My suspicion was that Disney's animated films need to be seen with children. I had a handful of jaded critics for company yesterday and there was always the danger that, without Disney's intended audience, one's attention would stray from the comic interludes, the crises and the musical setpieces to an analysis of the devices which bring the 37 miles of footage used here to life.
Yet one forgets that all Disney is relentlessly manipulative cinema: every aspect of his work makes a shameless tug at the heart-strings so that one is drawn helplessly into the action. (All those who can retain their dry-eyed equanimity at the moment when Duchess and her kittens wake to discover that they have been abducted and the rain begins to pour are monsters of callousness.) The voices are carefully chosen. Duchess enjoys what in Hollywood they call the "voice talents" of Eva Gabor (Zsa Zsa's sister); O'Malley is acted, as was Baloo, by Phil Harris; Sterling Holloway returns to Disney, after playing Winnie the Pooh, to mouth the bumbling goodwill of Roquefort. But the kittens ingenuous and adorable, have the cute milk-and-cookie cadences of Shirley Temple.

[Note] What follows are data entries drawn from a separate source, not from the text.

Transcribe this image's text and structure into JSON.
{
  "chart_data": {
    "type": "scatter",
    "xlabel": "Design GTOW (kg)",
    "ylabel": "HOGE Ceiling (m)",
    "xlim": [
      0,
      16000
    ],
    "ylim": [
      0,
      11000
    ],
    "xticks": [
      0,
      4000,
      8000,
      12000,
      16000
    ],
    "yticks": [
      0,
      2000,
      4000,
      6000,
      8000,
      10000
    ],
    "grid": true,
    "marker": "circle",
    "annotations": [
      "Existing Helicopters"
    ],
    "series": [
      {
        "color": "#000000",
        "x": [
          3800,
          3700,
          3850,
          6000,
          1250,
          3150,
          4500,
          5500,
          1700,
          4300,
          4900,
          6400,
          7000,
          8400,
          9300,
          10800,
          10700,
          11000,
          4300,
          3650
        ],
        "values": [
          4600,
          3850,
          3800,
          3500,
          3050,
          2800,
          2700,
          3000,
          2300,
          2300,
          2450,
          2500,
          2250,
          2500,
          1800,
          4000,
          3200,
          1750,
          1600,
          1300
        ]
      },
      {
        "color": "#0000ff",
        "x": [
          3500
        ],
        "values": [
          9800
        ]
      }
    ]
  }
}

The butler, Edgar, because he is a villain, has the tones of a smarmy Anglo-American. Humour is supplied by the Texan drawl of the country dogs and the English spinsterishness of the kindly geese Abigail and Amelia, creations straight from Beatrix Potter.
The comedy also indicates how we are to judge the characters. Duchess is too angelically grand to provoke laughter. The kittens spill paint and get dirty but in the next frame, as in Tom and Jerry, it has all disappeared. Edgar and the dogs, however, always in fierce combat, like Tom and Jerry, are forever smashing their faces into trees and bridges and waching the stars of painful confusion circle their heads, for slapstick clowning is the lot of the cruel and the absurd.
The film manipulates also with its American optimism: naturally, Americans love a happy ending even more than children do. But the imagination that believes that any citizen can rise to become president thrills here to the career of O'Malley the itinerant alley-cat who ends up living in a palace in Paris.
Disney was like a benign parent, good with animals-and children. He came to prefer animals as protagonists but wisely remembered the old secret—always give them human attributes and emotions (even romantic attraction, though Duchess and O'Malley never enjoy more than a discreet coiling of tails). Equally shrewdly, he usually creates animals which make animal noises in front of their human owners but talk amongst themselves so that they are put into magical collusion with any audience of children.
This was the first film made after Disney's death; and thereafter, its critics maintain, the studio fell into lazy drawing and stale characterisation. The music of The Aristocats is less good than The Jungle Book's, its villain less outrageous than Cruella de Ville; but after seventeen years, it remains a delight, captivating, innocent, curiously uplifting.
Superman IV (Warner West End, 'PG') is the fruit of Hollywood's favourite maxim: if at first you succeed, try and try again. Here we have the caped crusader-cum-journalist Clark Kent (Christopher Reeve) facing atomic armageddon, engineered by arch-villain Lex Luther (Gene Hackman) and a take-over of the Daily Planet by a tabloid sensationalist. The entertainment lies, as usual, not in the special effects but in the clean-cut, allAmerican appropriateness of Reeve for the part; in the juggling he performs to keep Lois Lane ignorant of his true identity; and in the casual way Superman appears amongst the inhabitants of Metropolis (surely not since the days of Ancient Greece have gods walked so freely amongst men). Nothing has changed; and this film is no more, no less, worthy of attention than its predecessors.